Preparing a building for a controlled demolition takes considerable time and effort. The tower walls would have had to be opened on dozens of floors. Thousands of pounds of explosives, fuses and ignition mechanisms would need to be sneaked past security and placed in the towers without the tens of thousands of people working in the World Trade Center noticing. Referring to a conversation with Stuart Vyse, a professor of psychology, an article in the Hartford Advocate asks, "How many hundreds of people would you need to acquire the explosives, plant them in the buildings, arrange for the airplanes to crash and, perhaps most implausibly of all, never breathe a single word of this conspiracy?"
World Trade Center developer Larry Silverstein said, "Hopefully this thorough report puts to rest the various 9/11 conspiracy theories, which dishonor the men and women who lost their lives on that terrible day." Upon presentation of the NIST's detailed report on the failure of Bldg. 7, Richard Gage, leader of the group Architects & Engineers for 9/11 Truth said, "How much longer do we have to endure the coverup of how Building 7 was destroyed?" in which Dr.
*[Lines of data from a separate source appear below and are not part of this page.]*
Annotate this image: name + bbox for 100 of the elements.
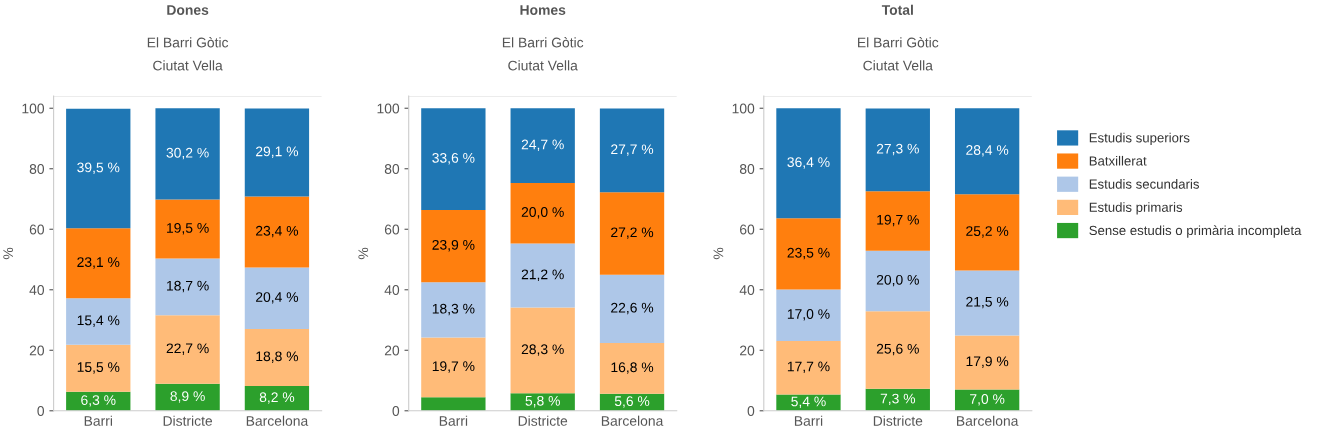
chart-subtitle: El Barri Gòtic Ciutat Vella (147, 37, 229, 71)
data-label: 23,9 % (432, 239, 475, 252)
data-label: 8,9 % (170, 391, 205, 403)
data-label: 24,7 % (521, 139, 564, 151)
bar (510, 182, 575, 244)
bar (865, 250, 930, 312)
data-label: 28,4 % (966, 145, 1009, 157)
bar (244, 385, 310, 411)
data-label: 22,7 % (166, 343, 209, 355)
data-label: 22,6 % (611, 302, 654, 315)
bar (510, 307, 575, 394)
bar (599, 108, 665, 193)
chart-title: Total (881, 4, 913, 15)
data-label: 19,7 % (432, 361, 475, 373)
bar (599, 192, 665, 275)
x-tick-label: Districte (163, 415, 213, 426)
y-tick-label: 40 (29, 285, 45, 295)
legend-label: Estudis secundaris (1089, 179, 1200, 189)
bar (954, 108, 1020, 195)
bar (155, 108, 220, 200)
bar (954, 270, 1020, 336)
x-tick-label: Barri (84, 415, 112, 426)
data-label: 18,7 % (167, 280, 209, 293)
data-label: 27,7 % (611, 144, 654, 156)
bar (599, 274, 665, 344)
data-label: 18,3 % (432, 303, 475, 316)
data-label: 33,6 % (432, 152, 475, 165)
bar (510, 243, 575, 308)
bar (865, 311, 930, 389)
bar (244, 329, 310, 386)
data-label: 20,0 % (521, 207, 564, 219)
data-label: 7,3 % (880, 393, 916, 406)
bar (155, 383, 220, 411)
bar (510, 108, 575, 183)
y-tick-label: 20 (29, 345, 45, 356)
bar (954, 335, 1020, 390)
y-tick-label: 20 (384, 345, 400, 356)
bar (155, 315, 220, 384)
data-label: 18,8 % (256, 351, 299, 363)
bar (421, 337, 486, 398)
y-tick-label: 60 (384, 224, 400, 235)
bar (865, 108, 930, 192)
data-label: 23,4 % (256, 225, 299, 238)
bar (155, 258, 220, 316)
chart-title: Homes (520, 5, 566, 15)
bar (421, 209, 486, 283)
y-tick-label: 100 (732, 103, 755, 114)
bar (776, 340, 841, 395)
y-tick-label: 80 (384, 164, 400, 174)
bar (865, 191, 930, 251)
y-axis-title: % (713, 247, 724, 260)
legend-label: Estudis primaris (1089, 202, 1183, 215)
y-tick-label: 60 (29, 224, 45, 235)
data-label: 21,2 % (521, 269, 564, 281)
data-label: 23,1 % (77, 257, 120, 269)
y-axis-title: % (358, 247, 369, 260)
data-label: 5,6 % (614, 396, 650, 408)
y-tick-label: 0 (392, 406, 400, 416)
x-tick-label: Barri (439, 415, 468, 426)
y-tick-label: 0 (37, 406, 45, 416)
data-label: 23,5 % (787, 247, 830, 260)
data-label: 20,0 % (876, 274, 919, 287)
y-axis-title: % (3, 247, 14, 260)
bar (776, 218, 841, 290)
data-label: 27,3 % (876, 143, 919, 156)
y-tick-label: 100 (22, 103, 45, 114)
y-tick-label: 100 (377, 103, 400, 114)
data-label: 5,8 % (525, 395, 560, 408)
data-label: 8,2 % (259, 392, 295, 404)
data-label: 29,1 % (256, 146, 299, 158)
chart-title: Dones (167, 5, 209, 15)
legend-label: Sense estudis o primària incompleta (1089, 225, 1302, 238)
data-label: 27,2 % (611, 227, 654, 239)
chart-subtitle: El Barri Gòtic Ciutat Vella (858, 37, 939, 71)
chart-subtitle: El Barri Gòtic Ciutat Vella (502, 37, 584, 71)
bar (421, 397, 486, 411)
data-label: 36,4 % (787, 157, 830, 169)
y-tick-label: 40 (384, 285, 400, 295)
y-tick-label: 20 (740, 345, 755, 356)
data-label: 19,7 % (877, 214, 919, 227)
data-label: 15,5 % (77, 362, 120, 374)
bar (244, 267, 310, 330)
legend-label: Estudis superiors (1089, 132, 1190, 146)
data-label: 7,0 % (970, 394, 1005, 406)
bar (244, 108, 310, 197)
bar (599, 343, 665, 394)
data-label: 25,6 % (876, 343, 919, 356)
data-label: 17,0 % (787, 309, 830, 321)
bar (66, 344, 131, 392)
x-tick-label: Barcelona (601, 415, 664, 426)
bar (776, 394, 841, 411)
data-label: 19,5 % (167, 223, 209, 235)
data-label: 30,2 % (166, 147, 209, 160)
bar (776, 289, 841, 341)
data-label: 17,9 % (966, 356, 1009, 368)
data-label: 28,3 % (521, 344, 564, 356)
data-label: 25,2 % (966, 226, 1009, 238)
bar (155, 199, 220, 259)
data-label: 6,3 % (81, 395, 116, 407)
y-tick-label: 40 (739, 285, 755, 295)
S. Shyam Sunder, the lead NIST investigator said he could not explain why the skepticism would not die. "I am really not a psychologist," he said. "Our job was to come up with the best science."
James Quintiere, professor of fire protection engineering at the University of Maryland, who does not believe explosives brought down the towers, questioned how the agency came to its conclusions, remarking, "They don't have the expertise on explosives," though he adds that NIST wasted time employing outside experts to consider it.